Quando si era trasferito in Italia, non aveva di certo abbandonato la sua passione e poter correre su prati falciati, con scarpe speciali, calciando un pallone vero in delle porte di rete lo faceva sentire più felice che mai. In quel periodo, poi, non stava più nella pelle: giocava nella prima squadra del suo paesino e niente gli dava più soddisfazione di quelle partite. Anche quando perdevano lui era contento, perché si divertiva, adorava la collaborazione con i suoi compagni, le corse a perdifiato, le strategie. Un giorno, magari, sarebbe diventato così bravo da entrare in una squadra di serie A, avrebbe giocato nei grandi stadi con le telecamere puntate addosso e tutta Italia, se non tutta Europa, che lo guardava attraverso lo schermo del televisore. Immaginava suo fratello o un'ipotetica ragazza a fare il tifo per lui e proprio per questo continuava a mettere sempre più impegno in quello che faceva.

Aveva, però, un gran difetto. Per carità, non che fosse colpa sua, ma era un ragazzo mulatto e nel paese questa cosa era vista male. Perché il razzismo era duro da estirpare in certe zone rurali del nord Italia, la diversità era vista come una minaccia. Jo, però, aveva la straordinaria capacità di fregarsene delle critiche.

Quella sera giocavano contro la squadra della cittadina accanto, si disputavano il terzo posto in classifica. Il primo tempo non era stato particolarmente emozionante, viaggiavano zero a zero. Al secondo tempo la partita prese una piega diversa, facendo prendere due goal alla squadra di Jo, che ce la mise tutta per recuperare e si ritrovò al novantesimo nuovamente in una situazione di parità.

Tempi supplementari. Jo, diede il massimo e segnò il primo goal al primo minuto. Da lì iniziarono i cori. "Negro di merda" era l'insulto più leggero che la tifoseria avversaria gli lanciava, ma a lui non importava. Si lasciava scivolare addosso ogni parola, si chiudeva in una bolla dalla quale il mondo circostante era escluso. E segnò un altro goal.

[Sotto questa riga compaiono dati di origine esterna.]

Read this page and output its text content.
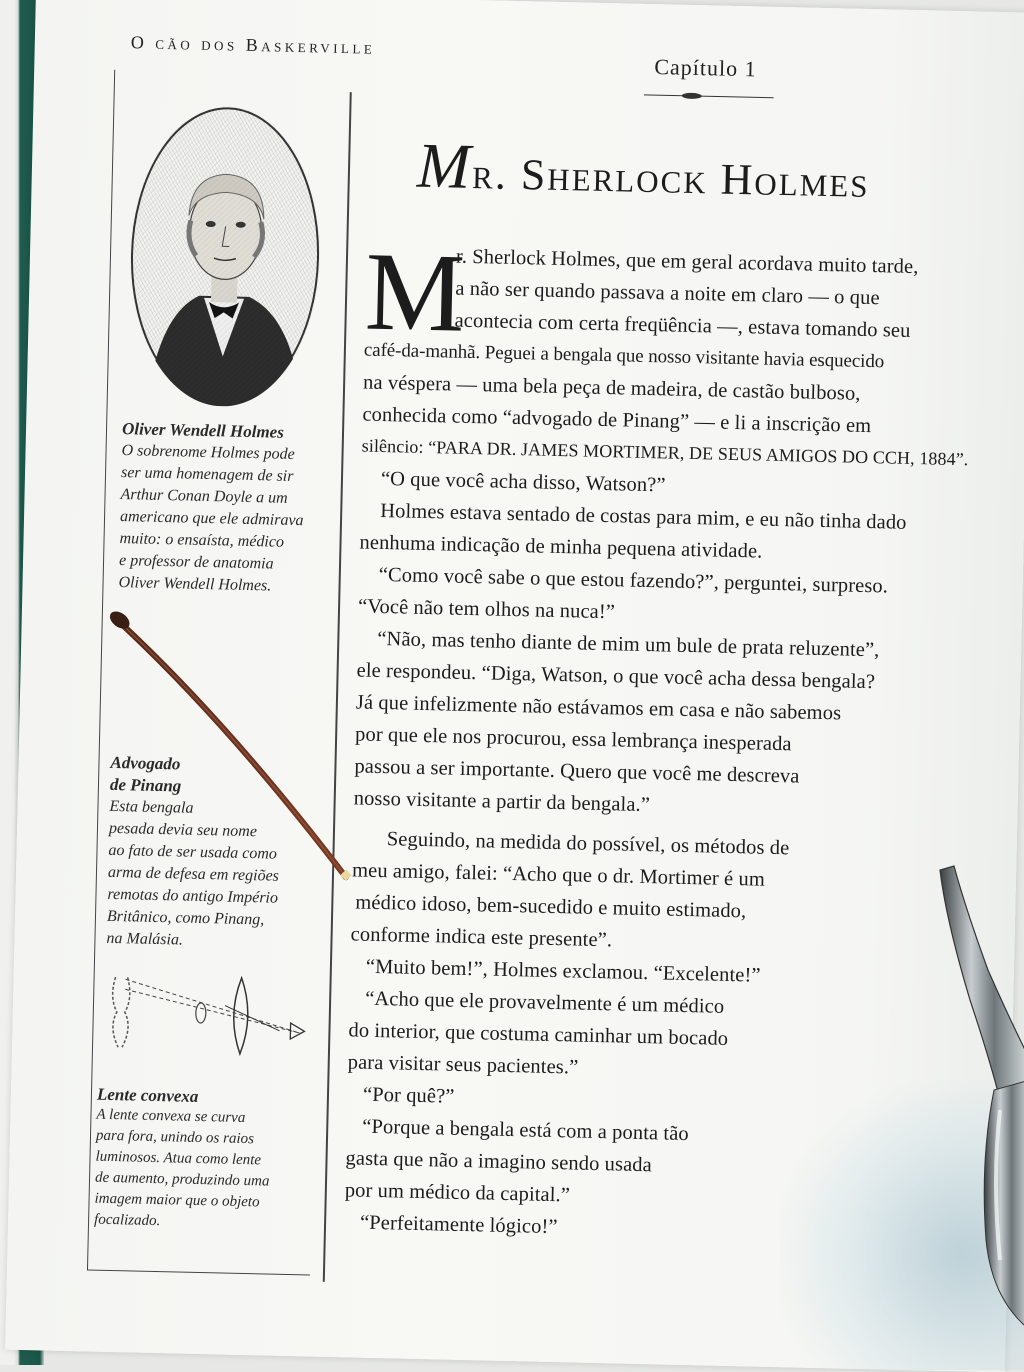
O cão dos Baskerville
Oliver Wendell Holmes
O sobrenome Holmes pode
ser uma homenagem de sir
Arthur Conan Doyle a um
americano que ele admirava
muito: o ensaísta, médico
e professor de anatomia
Oliver Wendell Holmes.
Advogado
de Pinang
Esta bengala
pesada devia seu nome
ao fato de ser usada como
arma de defesa em regiões
remotas do antigo Império
Britânico, como Pinang,
na Malásia.
Lente convexa
A lente convexa se curva
para fora, unindo os raios
luminosos. Atua como lente
de aumento, produzindo uma
imagem maior que o objeto
focalizado.
Capítulo 1
Mr. Sherlock Holmes
M
r. Sherlock Holmes, que em geral acordava muito tarde,
a não ser quando passava a noite em claro — o que
acontecia com certa freqüência —, estava tomando seu
café-da-manhã. Peguei a bengala que nosso visitante havia esquecido
na véspera — uma bela peça de madeira, de castão bulboso,
conhecida como “advogado de Pinang” — e li a inscrição em
silêncio: “PARA DR. JAMES MORTIMER, DE SEUS AMIGOS DO CCH, 1884”.
“O que você acha disso, Watson?”
Holmes estava sentado de costas para mim, e eu não tinha dado
nenhuma indicação de minha pequena atividade.
“Como você sabe o que estou fazendo?”, perguntei, surpreso.
“Você não tem olhos na nuca!”
“Não, mas tenho diante de mim um bule de prata reluzente”,
ele respondeu. “Diga, Watson, o que você acha dessa bengala?
Já que infelizmente não estávamos em casa e não sabemos
por que ele nos procurou, essa lembrança inesperada
passou a ser importante. Quero que você me descreva
nosso visitante a partir da bengala.”
Seguindo, na medida do possível, os métodos de
meu amigo, falei: “Acho que o dr. Mortimer é um
médico idoso, bem-sucedido e muito estimado,
conforme indica este presente”.
“Muito bem!”, Holmes exclamou. “Excelente!”
“Acho que ele provavelmente é um médico
do interior, que costuma caminhar um bocado
para visitar seus pacientes.”
“Por quê?”
“Porque a bengala está com a ponta tão
gasta que não a imagino sendo usada
por um médico da capital.”
“Perfeitamente lógico!”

Un gruppo di ragazzi mezzi ubriachi e mezzi accecati dall'odio e dall'invidia, iniziò a tirare delle pietre in campo. Sassolini di ogni tipo e dimensione, i primi che venivano loro sotto mano. L'arbitro fischiò l'interruzione della partita, ma Jo era vicino ai limiti del campo e un sasso lo colpì in testa prima che potesse accorgersi di cosa stava succedendo.

 

***

 

Rabbia. Rabbia folle. Per poco non li prendeva a pugni quegl'imbecilli! Rabbia e preoccupazione lo invadono mentre fa su e giù per il corridoio di quell'ospedale, aspettando che gli portino notizie. Possibilmente buone notizie. Ed ecco che arriva un'infermiera, ha lo sguardo serio. Gli chiede se è lui il fratello di Jo, ma lui non crede a ciò che la donna gli dice. Quei bastardi non hanno ucciso suo fratello. Non l'hanno fatto. Jo non è morto. Non è possibile. Però la consapevolezza che ora dovrà tornare a casa da solo non lo abbandona.

E pensare che aveva organizzato una cenetta coi fiocchi per festeggiare l'ultima partita di campionato, con tanta birra e una telefonata internazionale. Come l'avrebbe detto ora, alla sorella rimasta in Brasile, che Jo non c'era più? Come poteva perdonarsi per averlo portato in quel posto così pieno di odio e stupidità? Come poteva anche solo guardare una partita di calcio, ora, senza pensare al suo fratello perduto?







Avevo smesso di fare angolini autrice, ma qui sento che è di dovere, perché questa raccolta è di anni e anni fa e solo ora mi sono decisa a completare e pubblicare l'ultimo capitolo. Il mio stile si è un po' modificato da quando avevo iniziato a scriverlo, ma ho tentato di mantenere una continuità con quello che avevo scritto, anche se, se dovessi riprendere tutto in mano, riscriverei tutto da capo e probabilmente non lascerei nemmeno una frase così come sta. Però sono pigra, ho poco tempo, quindi ho deciso solamente di aggiungere questo capitolo per concludere, almeno per una volta, una cosa iniziata tanto tempo fa.
Certi "errori" come frasi senza verbo o che iniziano per "e" sono scelte stilistiche consapevoli, probabilmente poco condivisibili, ma amen.